As we know, however, some of those jobs aren’t actually coming back. Companies have already closed (not just small mom and pop restaurants or bars) and shrunken. They are still closing and shrinking (initial claims).

Thus, we have to try to account for job losses due to economic reasons which aren’t broken down and separated in the payroll data. Shown below, there were far more than 4mm initial jobless claims during all of May yet I’ve only subtracted that much for our purposes here.



Under this assumption, I’ve got job growth returning by December of this year – which may prove to be overly optimistic, as I intend to be for this exercise. The net result is the clash of letters, the non-economic “V” fighting against the economic “L.” In the final illustration, it ends up as something like a checkmark.
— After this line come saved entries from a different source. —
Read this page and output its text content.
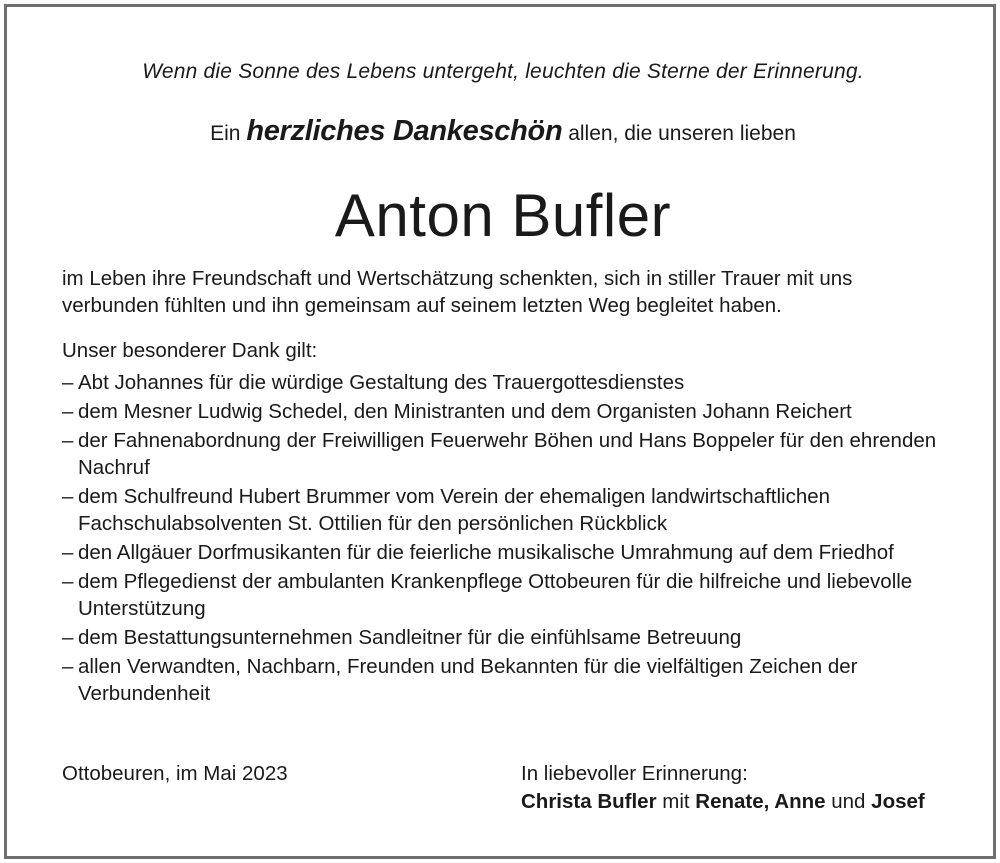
Wenn die Sonne des Lebens untergeht, leuchten die Sterne der Erinnerung.
Ein herzliches Dankeschön allen, die unseren lieben
Anton Bufler
im Leben ihre Freundschaft und Wertschätzung schenkten, sich in stiller Trauer mit uns
verbunden fühlten und ihn gemeinsam auf seinem letzten Weg begleitet haben.
Unser besonderer Dank gilt:
– Abt Johannes für die würdige Gestaltung des Trauergottesdienstes
– dem Mesner Ludwig Schedel, den Ministranten und dem Organisten Johann Reichert
– der Fahnenabordnung der Freiwilligen Feuerwehr Böhen und Hans Boppeler für den ehrenden Nachruf
– dem Schulfreund Hubert Brummer vom Verein der ehemaligen landwirtschaftlichen Fachschulabsolventen St. Ottilien für den persönlichen Rückblick
– den Allgäuer Dorfmusikanten für die feierliche musikalische Umrahmung auf dem Friedhof
– dem Pflegedienst der ambulanten Krankenpflege Ottobeuren für die hilfreiche und liebevolle Unterstützung
– dem Bestattungsunternehmen Sandleitner für die einfühlsame Betreuung
– allen Verwandten, Nachbarn, Freunden und Bekannten für die vielfältigen Zeichen der Verbundenheit
Ottobeuren, im Mai 2023	In liebevoller Erinnerung:
Christa Bufler mit Renate, Anne und Josef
Here’s the thing: the payroll numbers (HH survey, in this case) are still going to be absolutely enormous over the next three months using these assumptions. I’ve got them as +3.8mm in May (which is the current estimate), +6.0mm in June, and then almost +4mm in July. That’s near +14mm in just three months (can you imagine the mainstream fury?)

And they’re ultimately meaningless, those big numbers. The third quarter of 2020 will see some of the biggest positive changes on record in nearly every account, but none of it will be growth. At most it’s a rebound beginning from an enormous depth, the huge starting deficit or hole.

The far more important issue is what I’ve already described, the same thing that has mainstream econometric models keeping policymakers up at night. Below I’ve updated those prior estimates to reflect the current levels contained in the May payroll report. It can still easily end up just like what I’ve shown you above even if the shutdown bottom showed up “early.”



That’s because ultimately it won’t matter much – if at all – precisely when the economy bottomed out; if early May, or perhaps June even later in the year. That’s what all the fuss has been about, when. The question, the only question, is how thoroughly (and quickly) it comes back. If it only gets partway as even the optimistic models have assumed, even most of the way to give “stimulus” more benefit of the doubt, that’s a disaster.

And the reason it would only get partway is the economic stuff happening underneath that right now has been buried by the non-economic rebound underway as economies are reopened. We see the big monthly positive this month, the reopening, but we don’t see the destruction which must’ve already taken place.

The BLS just isn’t equipped nor ready to differentiate the two. That means, for now, the huge positives will be everywhere even though they could be, very likely are, misleading.

In one sense, it’s simple, too; following a two-month period when more than 25mm jobs had disappeared (HH Survey), is gaining 3.8mm back really that impressive even if the start of the rebound is earlier than you might have previously presumed? It only is if you believe that +3.8mm goes forward all the way back to even again.

As always, the only thing that matters is if everyone gets to go back to work. These payroll figures simply confirm the non-economic reopening, and the start of some, a small fraction, getting back to work. But we already knew that.